Fitness

Pregnancy and Physical Exercise: How to Reconcile?

Gravidez e Exercício Físico: Como conciliar?

In this March, BOOMFIT is celebrating female empowerment with the #EmpowerementWomenBoomfitit movement. It is our way to highlight the role of this extraordinary being in the world who continues to fight for a fairer and more equal society.

However, there are still many obstacles to overcome. And fitness is no exception!

In this latest article, part of our movement, we bring you a very important topic for Women: Pregnancy!

For many Women, this is a special time when a new life is being created. It is a period of challenges and many changes in the life and body of the Woman.
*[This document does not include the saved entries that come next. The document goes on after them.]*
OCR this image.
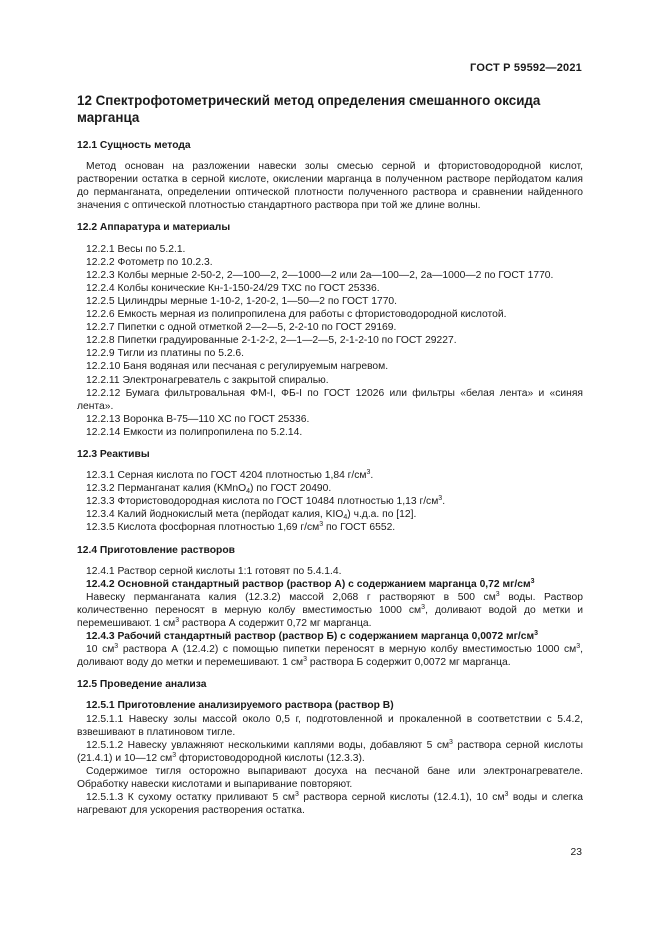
ГОСТ Р 59592—2021
12 Спектрофотометрический метод определения смешанного оксида марганца
12.1 Сущность метода

Метод основан на разложении навески золы смесью серной и фтористоводородной кислот, растворении остатка в серной кислоте, окислении марганца в полученном растворе перйодатом калия до перманганата, определении оптической плотности полученного раствора и сравнении найденного значения с оптической плотностью стандартного раствора при той же длине волны.

12.2 Аппаратура и материалы

12.2.1 Весы по 5.2.1.

12.2.2 Фотометр по 10.2.3.

12.2.3 Колбы мерные 2-50-2, 2—100—2, 2—1000—2 или 2а—100—2, 2а—1000—2 по ГОСТ 1770.

12.2.4 Колбы конические Кн-1-150-24/29 ТХС по ГОСТ 25336.

12.2.5 Цилиндры мерные 1-10-2, 1-20-2, 1—50—2 по ГОСТ 1770.

12.2.6 Емкость мерная из полипропилена для работы с фтористоводородной кислотой.

12.2.7 Пипетки с одной отметкой 2—2—5, 2-2-10 по ГОСТ 29169.

12.2.8 Пипетки градуированные 2-1-2-2, 2—1—2—5, 2-1-2-10 по ГОСТ 29227.

12.2.9 Тигли из платины по 5.2.6.

12.2.10 Баня водяная или песчаная с регулируемым нагревом.

12.2.11 Электронагреватель с закрытой спиралью.

12.2.12 Бумага фильтровальная ФМ-I, ФБ-I по ГОСТ 12026 или фильтры «белая лента» и «синяя лента».

12.2.13 Воронка В-75—110 ХС по ГОСТ 25336.

12.2.14 Емкости из полипропилена по 5.2.14.

12.3 Реактивы

12.3.1 Серная кислота по ГОСТ 4204 плотностью 1,84 $г/см^3$.

12.3.2 Перманганат калия (KMnO$_4$) по ГОСТ 20490.

12.3.3 Фтористоводородная кислота по ГОСТ 10484 плотностью 1,13 $г/см^3$.

12.3.4 Калий йоднокислый мета (перйодат калия, $KIO_4$) ч.д.а. по [12].

12.3.5 Кислота фосфорная плотностью 1,69 $г/см^3$ по ГОСТ 6552.

12.4 Приготовление растворов

12.4.1 Раствор серной кислоты 1:1 готовят по 5.4.1.4.

12.4.2 Основной стандартный раствор (раствор А) с содержанием марганца 0,72 $мг/см^3$

Навеску перманганата калия (12.3.2) массой 2,068 г растворяют в 500 $см^3$ воды. Раствор количественно переносят в мерную колбу вместимостью 1000 $см^3$, доливают водой до метки и перемешивают. 1 $см^3$ раствора А содержит 0,72 мг марганца.

12.4.3 Рабочий стандартный раствор (раствор Б) с содержанием марганца 0,0072 $мг/см^3$

10 $см^3$ раствора А (12.4.2) с помощью пипетки переносят в мерную колбу вместимостью 1000 $см^3$, доливают воду до метки и перемешивают. 1 $см^3$ раствора Б содержит 0,0072 мг марганца.

12.5 Проведение анализа

12.5.1 Приготовление анализируемого раствора (раствор В)

12.5.1.1 Навеску золы массой около 0,5 г, подготовленной и прокаленной в соответствии с 5.4.2, взвешивают в платиновом тигле.

12.5.1.2 Навеску увлажняют несколькими каплями воды, добавляют 5 $см^3$ раствора серной кислоты (21.4.1) и 10—12 $см^3$ фтористоводородной кислоты (12.3.3).

Содержимое тигля осторожно выпаривают досуха на песчаной бане или электронагревателе. Обработку навески кислотами и выпаривание повторяют.

12.5.1.3 К сухому остатку приливают 5 $см^3$ раствора серной кислоты (12.4.1), 10 $см^3$ воды и слегка нагревают для ускорения растворения остатка.

23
But for those around her, it is also a period of change. And you, as a Personal Trainer, will have to make adjustments and modifications to your "athlete-future-mom" training plan.

👉 But what changes should be made?

👉 What types of exercises are most recommended?

👉 How to balance pregnancy with a training plan with goals and objectives?

“Pregnancy is not an illness!”

Being pregnant is an important moment in the life of a Woman. She undergoes physical and psychological changes that have a huge impact on her daily life, which in turn affects the fetus's health. It is a constant connection that never breaks.

But is pregnancy disabling? Not at all! As the popular saying goes, “pregnancy is not a disease!”

For example, in 2019, a study from the University of Alberta, Canada, with the Canadian Society for Exercise Physiology, the “Canadian Guideline for Physical Activity throughout Pregnancy” analyzed the available literature in English, Spanish, and French on exercise during pregnancy, concluding that unless there is a medical indication or associated comorbidity, pregnant women should continue to engage in moderate intensity physical exercise throughout the pregnancy. The researchers involved in the study even recommend a minimum of 150 minutes (accumulated) of physical activity per week “to achieve clinically significant health benefits and reduce complications during pregnancy.” Despite this minimum period, specialists “recommend” that physical activity should be daily.

However, the same study considers that there are situations where exercise practice should be discussed with the obstetrician accompanying your athlete and other situations where sports practice should be temporarily stopped, as it may pose risks to the mother and fetus. All these situations should be analyzed case by case and discussed between you, your athlete, and the healthcare professional who follows her, who will determine/advise on the next steps to take.

How should I adapt my athlete’s training to her pregnancy?

After all questions have been discussed, it is time to adapt the plan to your athlete's new condition. Training intensity should be adjusted according to the progression of pregnancy, allowing for more intense exercises in the first trimester (such as aerobic exercises and stretching) and an increased focus on respiratory and abdomino-pelvic exercises in the last trimester.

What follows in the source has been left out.